The newest branches to join the Tillamook County Library are the South Tillamook County Library and the Rockaway Beach Library. The South Tillamook County Library opened July 3, 1971. Since the spring of 1973 members of the South Tillamook County Library Club have maintained the library building and purchased supplies. The County pays for library staff and provides library materials. On November 25, 1995, after an inspirational fundraising effort on the part of the South Tillamook County Library Club, the new Winkleman Library opened to the public. Proceeds from the Thrift Shop and a variety of creative community events continue to provide funds for the maintenance and operation of this branch.

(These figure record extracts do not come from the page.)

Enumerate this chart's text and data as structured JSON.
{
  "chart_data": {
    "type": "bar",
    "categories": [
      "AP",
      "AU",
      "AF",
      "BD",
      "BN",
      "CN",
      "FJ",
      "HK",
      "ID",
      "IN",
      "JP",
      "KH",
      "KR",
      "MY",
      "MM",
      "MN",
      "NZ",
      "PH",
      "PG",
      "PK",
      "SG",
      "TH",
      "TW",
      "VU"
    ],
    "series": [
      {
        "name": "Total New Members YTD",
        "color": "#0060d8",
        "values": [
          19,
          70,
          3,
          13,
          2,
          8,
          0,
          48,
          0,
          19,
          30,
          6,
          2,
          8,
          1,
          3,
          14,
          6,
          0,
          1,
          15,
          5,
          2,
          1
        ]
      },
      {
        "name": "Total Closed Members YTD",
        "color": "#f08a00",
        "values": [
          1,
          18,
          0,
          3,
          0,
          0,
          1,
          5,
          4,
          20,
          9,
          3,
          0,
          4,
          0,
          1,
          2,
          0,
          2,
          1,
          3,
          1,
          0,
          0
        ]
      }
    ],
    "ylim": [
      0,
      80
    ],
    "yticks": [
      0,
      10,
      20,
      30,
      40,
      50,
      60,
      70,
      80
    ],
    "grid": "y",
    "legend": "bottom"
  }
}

The efforts of the Rockaway Women's Club were behind the establishment of the Rockaway Beach Library. The Women's Club changed their name to the Friends of the Rockaway Beach Library, obtained grants to turn their existing building into a library and on July 3, 1999 over 400 people showed up at the opening of the newest library branch. The efforts of individuals and groups working together to establish and maintain branch libraries provides an inspiring social history of the value placed on libraries in Tillamook County.

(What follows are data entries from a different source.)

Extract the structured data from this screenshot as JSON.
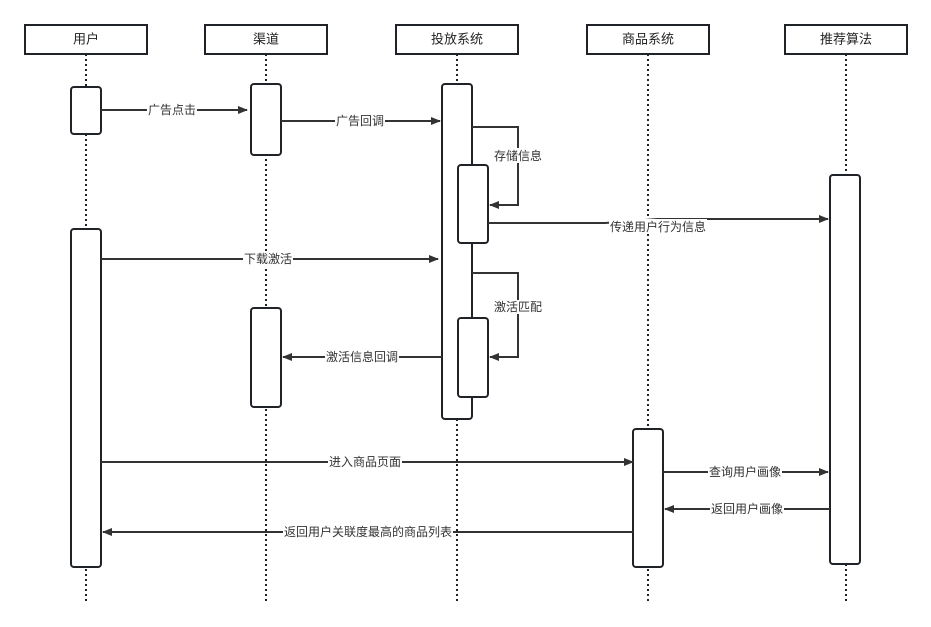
{
  "participants": [
    {
      "id": "user",
      "label": "用户"
    },
    {
      "id": "channel",
      "label": "渠道"
    },
    {
      "id": "delivery",
      "label": "投放系统"
    },
    {
      "id": "product",
      "label": "商品系统"
    },
    {
      "id": "recommend",
      "label": "推荐算法"
    }
  ],
  "messages": [
    {
      "from": "user",
      "to": "channel",
      "label": "广告点击"
    },
    {
      "from": "channel",
      "to": "delivery",
      "label": "广告回调"
    },
    {
      "from": "delivery",
      "to": "delivery",
      "label": "存储信息"
    },
    {
      "from": "delivery",
      "to": "recommend",
      "label": "传递用户行为信息"
    },
    {
      "from": "user",
      "to": "delivery",
      "label": "下载激活"
    },
    {
      "from": "delivery",
      "to": "delivery",
      "label": "激活匹配"
    },
    {
      "from": "delivery",
      "to": "channel",
      "label": "激活信息回调"
    },
    {
      "from": "user",
      "to": "product",
      "label": "进入商品页面"
    },
    {
      "from": "product",
      "to": "recommend",
      "label": "查询用户画像"
    },
    {
      "from": "recommend",
      "to": "product",
      "label": "返回用户画像"
    },
    {
      "from": "product",
      "to": "user",
      "label": "返回用户关联度最高的商品列表"
    }
  ]
}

The Tillamook County Main Library has served as the hub for all county library activity for many years. In 1963 funds were approved to purchase the Haupert Motor Company from Dr. Clemens Hayes. $32,000 was spent to renovate the car dealership and on October 13, 1963, the new library was dedicated. After almost 40 years of heavy use, this building had deteriorated to such a point that it was no longer a financially viable option to upgrade it to house the bulging collection. Voters defeated a measure for a new library building in November of 2002. A bond for a new Tillamook County Main Library passed on September 16, 2003. Groundbreaking for the new Main Library started in March of 2005. The new Tillamook County Headquarters Library opened September 30, 2006!
Today, libraries are ushering in an era of unprecedented service. Patrons obtain live chat reference service on the internet at Answerland
(www.oregonlibraries.org) as well as search the library catalog (http://encore.oceanbooks.org
) from the comfort of their favorite armchair. Books, e-books, magazines, DVDs, CDs, books-on-tape, and videos provide access to informational, educational and recreational materials improving the quality of life for the entire community.
For more information about the history of the Tillamook County Library, check out The Public Library in Tillamook County 1907-1987
by Ruth M. LaFrance. Several copies are available.